Main Man is at the tamer end of the scale and drips from the same tap as many of her slick 70s ballads during the soft syrup of the verses. The outpouring of the reliably aggravated chorus kicks the door down and the song into a higher gear (it's surprising it wasn't a bigger hit). The voluminousness sentiment is endearingly naff and old fashioned, particularly so if one imagines she spoke to her 80s toy boys in such a manner. There is the faint whiff of grunge on the murky Dangerous Times, where Cher seems both spooked and strangely aroused about this predicament ("what would you do to me?" indeed - she sounds like someone who has been rolled in carpet and stuck in the back of a white van a few times, and paid for the privilege, if you ask me). The chorus is a lot to stomach, but everything else is seductive and bruised with smoldering guitar edges - it starts out as if it will avoid the power-rock formula, but it's almost as if its writers suddenly remembered the brief and deliver more of the same for the rather dumb chorus that I reluctantly tolerate. 

Despite the stellar cast of Darlene Love and Bonnie fucking Tyler, Perfection is another botched-up rowdy rock anthem. The 3 of them together possess a certain charisma that makes the song enjoyable as a novelty item, and there is an undeniable gaudy charm, but this isn't quite an equal-duty three-way affair, which would have been a camp classic for sure if it was. Cher sang back-up vocals on Love's gale-force Christmas (Baby Please Come Home), and Love would go on to tour as a back-up singer on the Heart of Stone tour. Beating herself up about a situation so boring only Diane Warren could be responsible for, Give Our Love A Fightin' Chance is every bit as predictably melodramatic as the title suggests, but the corrosion of guitars and a slamming piano onslaught are gripping if you like that sort of tawdry thing. The chorus makes no sense - the point is Cher is singing loudly and the music is frantic (and that's what the kids were into those days). If you make it that far, the key change is wonderfully ridiculous. 

The jittery shimmy of Skin Deep (US #79) won't have given the Pointer Sisters anything to worry about, but this foray into electronic dance music was a soothing breather from the rash of schlock rock. It lacks a major sky-bound chorus, but there are enough blemishes of playful attitude whether she's bothering to sing along to her own chorus or not. A bizarre choice for the third US single, but a refreshing deviation, shedding away from the template of the rest of the record. The outdated feminism of Working Girl isn't quite the missing anthem from the Melanie Griffith movie that came a few years later. Enjoyable on a campy aesthetic of some incredibly clumsy statements that make Geri Halliwell's Feels Like Sex sound like Enya. The sharper singes of synths are appealing on the intro to Hard Enough Getting Over You, but they quickly fade to allow a piano ballad to seep out and the chorus is another power-ballad slog.

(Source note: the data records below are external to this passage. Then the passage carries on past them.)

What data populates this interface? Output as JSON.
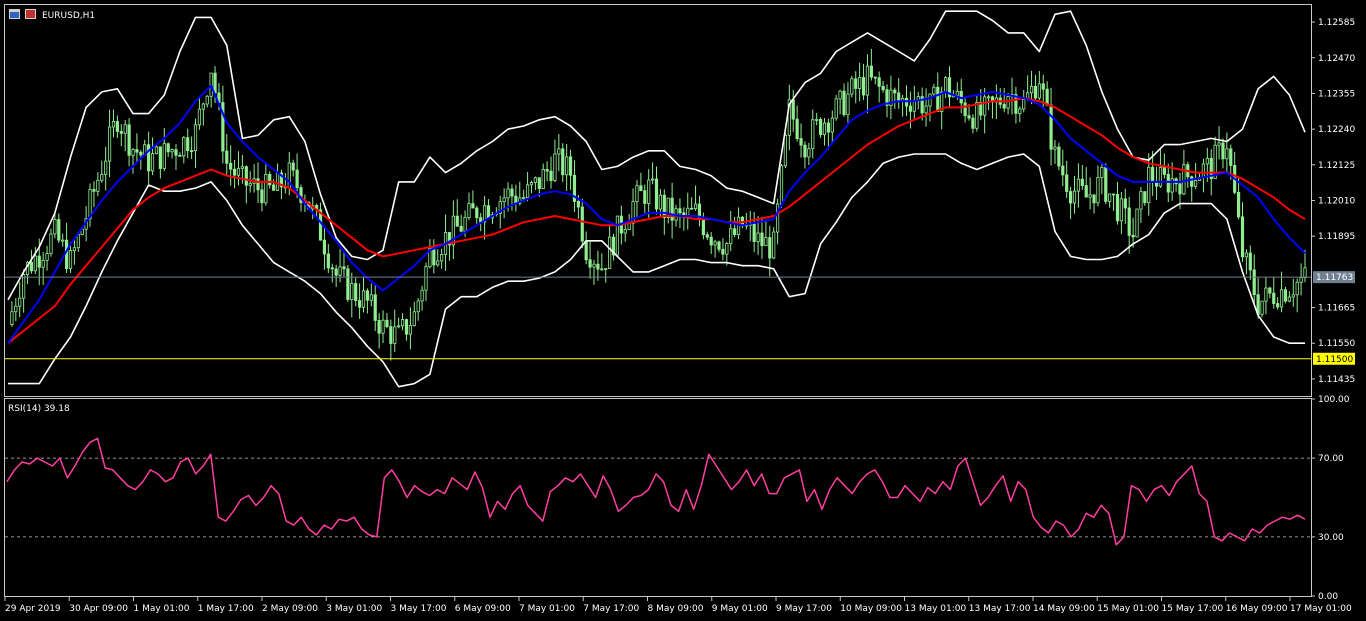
{
  "chart_title": "EURUSD,H1",
  "rsi_label": "RSI(14) 39.18",
  "colors": {
    "background": "#000000",
    "candles": "#90ee90",
    "bollinger": "#ffffff",
    "ma_fast": "#0000ff",
    "ma_slow": "#ff0000",
    "rsi": "#ff3ea0",
    "support_line": "#ffff00",
    "price_line": "#708090",
    "frame": "#c8c8c8"
  },
  "chart_data": [
    {
      "type": "line",
      "title": "EURUSD,H1",
      "xlabel": "",
      "ylabel": "",
      "ylim": [
        1.1138,
        1.1264
      ],
      "y_ticks": [
        "1.12585",
        "1.12470",
        "1.12355",
        "1.12240",
        "1.12125",
        "1.12010",
        "1.11895",
        "1.11665",
        "1.11550",
        "1.11435"
      ],
      "x_ticks": [
        "29 Apr 2019",
        "30 Apr 09:00",
        "1 May 01:00",
        "1 May 17:00",
        "2 May 09:00",
        "3 May 01:00",
        "3 May 17:00",
        "6 May 09:00",
        "7 May 01:00",
        "7 May 17:00",
        "8 May 09:00",
        "9 May 01:00",
        "9 May 17:00",
        "10 May 09:00",
        "13 May 01:00",
        "13 May 17:00",
        "14 May 09:00",
        "15 May 01:00",
        "15 May 17:00",
        "16 May 09:00",
        "17 May 01:00"
      ],
      "current_price": {
        "value": 1.11763,
        "label": "1.11763"
      },
      "horizontal_line": {
        "value": 1.115,
        "label": "1.11500"
      },
      "series": [
        {
          "name": "",
          "key": "close",
          "values": [
            1.1161,
            1.1178,
            1.1184,
            1.119,
            1.1181,
            1.1196,
            1.1212,
            1.1228,
            1.1218,
            1.1214,
            1.1216,
            1.1219,
            1.1223,
            1.1244,
            1.1213,
            1.1207,
            1.1205,
            1.1204,
            1.1209,
            1.1203,
            1.1191,
            1.1177,
            1.1172,
            1.1168,
            1.116,
            1.1157,
            1.1164,
            1.1184,
            1.1189,
            1.1193,
            1.1198,
            1.12,
            1.1203,
            1.1202,
            1.1207,
            1.1214,
            1.121,
            1.1186,
            1.118,
            1.1191,
            1.12,
            1.1205,
            1.1198,
            1.1195,
            1.1197,
            1.119,
            1.1187,
            1.1193,
            1.1188,
            1.1186,
            1.123,
            1.122,
            1.1226,
            1.123,
            1.1236,
            1.124,
            1.1236,
            1.1233,
            1.1234,
            1.1231,
            1.1238,
            1.1232,
            1.1228,
            1.1231,
            1.1236,
            1.1232,
            1.1241,
            1.1215,
            1.1205,
            1.1202,
            1.1207,
            1.1199,
            1.119,
            1.1209,
            1.1207,
            1.1208,
            1.121,
            1.1212,
            1.122,
            1.1184,
            1.1168,
            1.1171,
            1.1173,
            1.1176
          ]
        },
        {
          "name": "",
          "key": "ma_fast",
          "values": [
            1.1155,
            1.1162,
            1.1169,
            1.1178,
            1.1187,
            1.1194,
            1.1201,
            1.1207,
            1.1212,
            1.1217,
            1.1221,
            1.1226,
            1.1233,
            1.1238,
            1.1226,
            1.122,
            1.1215,
            1.1211,
            1.1207,
            1.12,
            1.1194,
            1.1188,
            1.1181,
            1.1176,
            1.1172,
            1.1176,
            1.118,
            1.1185,
            1.1187,
            1.119,
            1.1193,
            1.1196,
            1.1199,
            1.1201,
            1.1203,
            1.1204,
            1.1203,
            1.12,
            1.1195,
            1.1193,
            1.1195,
            1.1197,
            1.1197,
            1.1196,
            1.1196,
            1.1195,
            1.1194,
            1.1193,
            1.1194,
            1.1195,
            1.1204,
            1.121,
            1.1215,
            1.1221,
            1.1227,
            1.123,
            1.1232,
            1.1233,
            1.1233,
            1.1234,
            1.1236,
            1.1234,
            1.1235,
            1.1236,
            1.1235,
            1.1234,
            1.1232,
            1.1227,
            1.1221,
            1.1217,
            1.1213,
            1.1209,
            1.1207,
            1.1207,
            1.1207,
            1.1207,
            1.1208,
            1.1209,
            1.121,
            1.1206,
            1.1202,
            1.1195,
            1.1189,
            1.1184
          ]
        },
        {
          "name": "",
          "key": "ma_slow",
          "values": [
            1.1155,
            1.1159,
            1.1163,
            1.1167,
            1.1174,
            1.118,
            1.1186,
            1.1192,
            1.1198,
            1.1202,
            1.1205,
            1.1207,
            1.1209,
            1.1211,
            1.1209,
            1.1208,
            1.1207,
            1.1207,
            1.1205,
            1.1201,
            1.1197,
            1.1193,
            1.1189,
            1.1185,
            1.1183,
            1.1184,
            1.1185,
            1.1186,
            1.1187,
            1.1188,
            1.1189,
            1.119,
            1.1192,
            1.1194,
            1.1195,
            1.1196,
            1.1195,
            1.1194,
            1.1193,
            1.1193,
            1.1194,
            1.1195,
            1.1196,
            1.1196,
            1.1195,
            1.1195,
            1.1194,
            1.1194,
            1.1195,
            1.1196,
            1.1199,
            1.1203,
            1.1207,
            1.1211,
            1.1215,
            1.1219,
            1.1222,
            1.1225,
            1.1227,
            1.1229,
            1.1231,
            1.1231,
            1.1232,
            1.1233,
            1.1233,
            1.1234,
            1.1233,
            1.1231,
            1.1228,
            1.1225,
            1.1222,
            1.1218,
            1.1215,
            1.1213,
            1.1212,
            1.1211,
            1.121,
            1.121,
            1.121,
            1.1208,
            1.1205,
            1.1202,
            1.1198,
            1.1195
          ]
        },
        {
          "name": "",
          "key": "bb_upper",
          "values": [
            1.1169,
            1.1178,
            1.1186,
            1.1197,
            1.1215,
            1.1231,
            1.1236,
            1.1237,
            1.1229,
            1.1229,
            1.1235,
            1.1249,
            1.126,
            1.126,
            1.1251,
            1.1221,
            1.1222,
            1.1227,
            1.1228,
            1.122,
            1.1203,
            1.1189,
            1.1183,
            1.1182,
            1.1185,
            1.1207,
            1.1207,
            1.1215,
            1.121,
            1.1213,
            1.1217,
            1.122,
            1.1224,
            1.1225,
            1.1227,
            1.1228,
            1.1225,
            1.122,
            1.1211,
            1.1212,
            1.1215,
            1.1217,
            1.1217,
            1.1212,
            1.1211,
            1.1209,
            1.1205,
            1.1204,
            1.1202,
            1.12,
            1.1232,
            1.1239,
            1.1242,
            1.1249,
            1.1252,
            1.1255,
            1.1252,
            1.1249,
            1.1246,
            1.1253,
            1.1262,
            1.1262,
            1.1262,
            1.1259,
            1.1255,
            1.1255,
            1.1249,
            1.1261,
            1.1262,
            1.1251,
            1.1236,
            1.1224,
            1.1215,
            1.1214,
            1.1219,
            1.1219,
            1.122,
            1.1221,
            1.122,
            1.1224,
            1.1237,
            1.1241,
            1.1235,
            1.1223
          ]
        },
        {
          "name": "",
          "key": "bb_lower",
          "values": [
            1.1142,
            1.1142,
            1.1142,
            1.115,
            1.1157,
            1.1167,
            1.1178,
            1.1188,
            1.1197,
            1.1206,
            1.1204,
            1.1204,
            1.1205,
            1.1207,
            1.1201,
            1.1193,
            1.1187,
            1.1181,
            1.1178,
            1.1175,
            1.1171,
            1.1165,
            1.116,
            1.1154,
            1.1149,
            1.1141,
            1.1142,
            1.1145,
            1.1166,
            1.117,
            1.117,
            1.1173,
            1.1175,
            1.1175,
            1.1176,
            1.1178,
            1.1182,
            1.1188,
            1.1188,
            1.1183,
            1.1178,
            1.1178,
            1.118,
            1.1182,
            1.1182,
            1.1181,
            1.1181,
            1.118,
            1.118,
            1.1179,
            1.117,
            1.1171,
            1.1187,
            1.1194,
            1.1202,
            1.1207,
            1.1213,
            1.1215,
            1.1216,
            1.1216,
            1.1216,
            1.1213,
            1.1211,
            1.1213,
            1.1215,
            1.1216,
            1.1212,
            1.1191,
            1.1183,
            1.1182,
            1.1182,
            1.1183,
            1.1187,
            1.119,
            1.1197,
            1.12,
            1.12,
            1.12,
            1.1195,
            1.1178,
            1.1164,
            1.1157,
            1.1155,
            1.1155
          ]
        }
      ]
    },
    {
      "type": "line",
      "title": "RSI(14) 39.18",
      "xlabel": "",
      "ylabel": "",
      "ylim": [
        0,
        100
      ],
      "y_ticks": [
        "100.00",
        "70.00",
        "30.00",
        "0.00"
      ],
      "levels": [
        70,
        30
      ],
      "series": [
        {
          "name": "",
          "values": [
            58,
            64,
            68,
            67,
            70,
            68,
            66,
            70,
            60,
            66,
            73,
            78,
            80,
            65,
            64,
            60,
            56,
            54,
            58,
            64,
            62,
            58,
            60,
            68,
            70,
            62,
            66,
            72,
            40,
            38,
            43,
            49,
            51,
            46,
            50,
            56,
            52,
            38,
            36,
            40,
            34,
            31,
            36,
            34,
            39,
            38,
            40,
            34,
            31,
            30,
            60,
            64,
            58,
            50,
            56,
            53,
            51,
            54,
            52,
            60,
            57,
            54,
            63,
            55,
            40,
            48,
            44,
            52,
            56,
            46,
            42,
            38,
            53,
            56,
            60,
            58,
            62,
            56,
            50,
            61,
            54,
            43,
            46,
            50,
            51,
            54,
            62,
            58,
            46,
            43,
            54,
            44,
            56,
            72,
            66,
            60,
            54,
            58,
            64,
            56,
            62,
            52,
            52,
            60,
            62,
            64,
            48,
            54,
            44,
            54,
            60,
            56,
            52,
            58,
            62,
            64,
            58,
            50,
            50,
            56,
            52,
            48,
            55,
            52,
            58,
            54,
            66,
            70,
            58,
            46,
            50,
            56,
            61,
            48,
            58,
            54,
            40,
            35,
            32,
            38,
            36,
            30,
            34,
            42,
            40,
            46,
            42,
            26,
            30,
            56,
            54,
            48,
            54,
            56,
            51,
            58,
            62,
            66,
            52,
            48,
            30,
            28,
            32,
            30,
            28,
            34,
            32,
            36,
            38,
            40,
            39,
            41,
            39
          ]
        }
      ]
    }
  ]
}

Laura Branigan returned the favour and recorded it on her final album. 

Despite the power-ballad formula being difficult to take in the one sitting, Cher (the album) was an immense showcase for the singer's now hugely powerful voice. The emotive fragrance of We All Sleep Alone, the howling fury of I Found Someone and remarkably deranged re-working of Bang Bang gave the singer her strongest ammunition in years. It arguably wasn't a better record than I Paralyze, but the commitment to the material paid off and the album was her biggest seller since 1971's Gypsys, Tramps & Thieves.


3 comments:

dishy said...

BRAVO BRAVA !! You really capture the essence of the powerful I FOUND SOMEONE! And sorry, Gordon, but that album is way better than I PARALYZE, please!

Diva Incarnate said...

Ha! Well, I do now think it's better than Black Rose now that I've given it more attention that ever before. But I just think the songs on I Paralyze are a lot more natural in their melodies, and sound like a genuine soundtrack to something. The opening three tracks here are sensational though.

Glad you liked. Hopefully Heart of Stone will be in the next day or two.

Diva Incarnate said...

I also forgot to say thanks on the Bang Bang info - I totally borrowed your "cranked up" expression, and I never knew Cher changed the lyric before!